Newsflash: You are separate individuals. You have been brought up by different people, maybe in different areas, and maybe from completely different cultures with your own unique way of doing things. The aim here is not to eradicate disagreements but rather learn how to navigate them more effectively without them escalating or building those big bolder blocks of resentment, which will only serve to slowly strangle the life out of your relationship. Trust me, I’m speaking from experience.

What are you really fighting about?

It’s also worth remembering that often, the thing you’re arguing about is rarely about the real thing you’re arguing about.

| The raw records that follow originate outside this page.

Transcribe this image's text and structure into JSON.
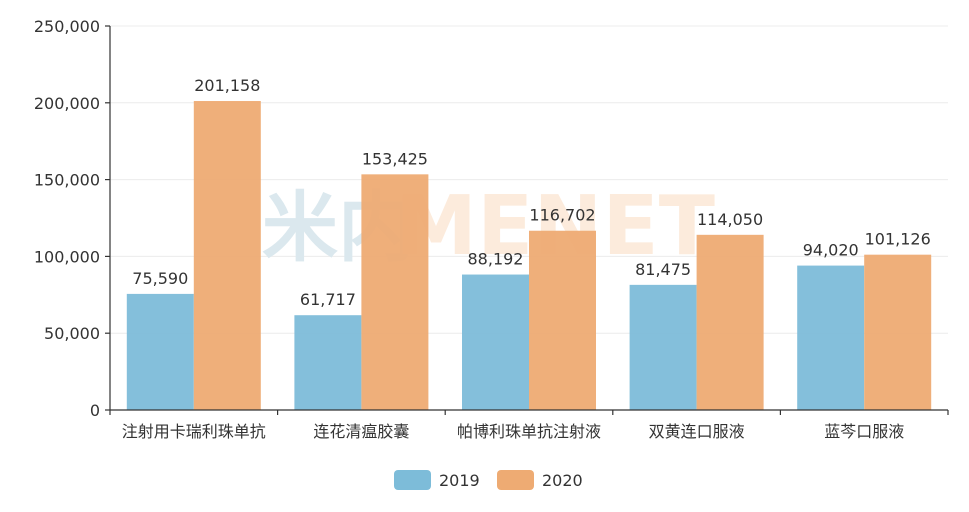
{
  "watermark": {
    "cn_text": "米内",
    "en_text": "MENET",
    "cn_color": "#dbe8ee",
    "en_color": "#fcebdc"
  },
  "chart_data": {
    "type": "bar",
    "title": "",
    "xlabel": "",
    "ylabel": "",
    "categories": [
      "注射用卡瑞利珠单抗",
      "连花清瘟胶囊",
      "帕博利珠单抗注射液",
      "双黄连口服液",
      "蓝芩口服液"
    ],
    "series": [
      {
        "name": "2019",
        "color": "#7dbcd9",
        "values": [
          75590,
          61717,
          88192,
          81475,
          94020
        ]
      },
      {
        "name": "2020",
        "color": "#eeab73",
        "values": [
          201158,
          153425,
          116702,
          114050,
          101126
        ]
      }
    ],
    "data_labels": {
      "2019": [
        "75,590",
        "61,717",
        "88,192",
        "81,475",
        "94,020"
      ],
      "2020": [
        "201,158",
        "153,425",
        "116,702",
        "114,050",
        "101,126"
      ]
    },
    "ylim": [
      0,
      250000
    ],
    "yticks": [
      0,
      50000,
      100000,
      150000,
      200000,
      250000
    ],
    "ytick_labels": [
      "0",
      "50,000",
      "100,000",
      "150,000",
      "200,000",
      "250,000"
    ],
    "grid": true,
    "legend_position": "bottom"
  },
  "legend": {
    "items": [
      {
        "label": "2019",
        "color": "#7dbcd9"
      },
      {
        "label": "2020",
        "color": "#eeab73"
      }
    ]
  }
}
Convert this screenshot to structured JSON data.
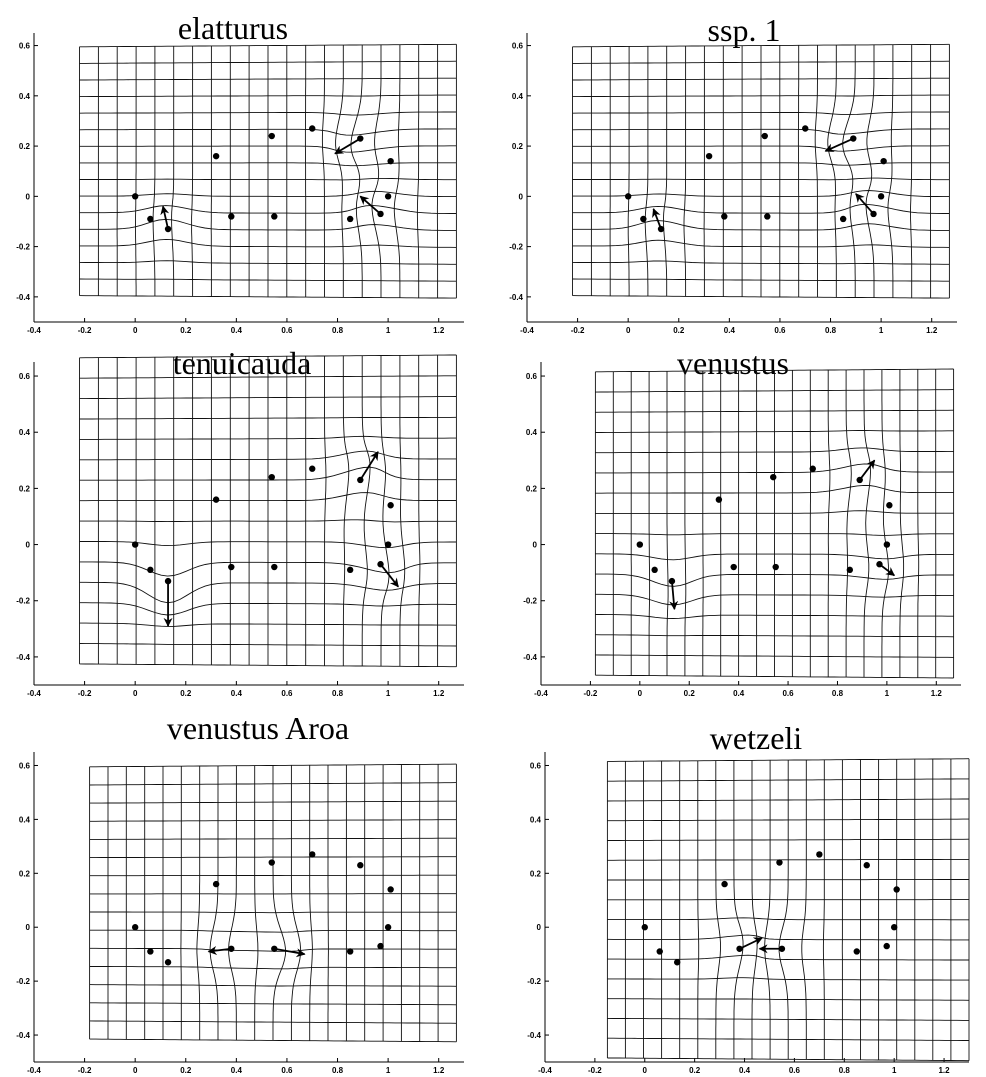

On the surface you might be arguing about the cost of wedding flowers, but try to strip it back and look at what’s lies underneath. Yes, flowers may seem trivial but if they’re not understanding your point of view, or why you want to get certain ones, is it inadvertently giving you another message – that they don’t care about your feelings or opinion, that they’re the one that earns most of the money so it’s up to them how it’s spent, that they don’t respect you? It is unlikely that they are saying anything to deliberately to hurt you so try to identify the feeling/s rather than focus on the action and (probably when you’ve calmed down) communicate this to your partner.

When you are planning a wedding, emotions are high. There’s a lot at stake, a lot to think about, agree on and pay for. Is it any wonder that pre-wedding squabbles will happen? In fact, I think you’d be pretty weird if you had no arguments during this period at all!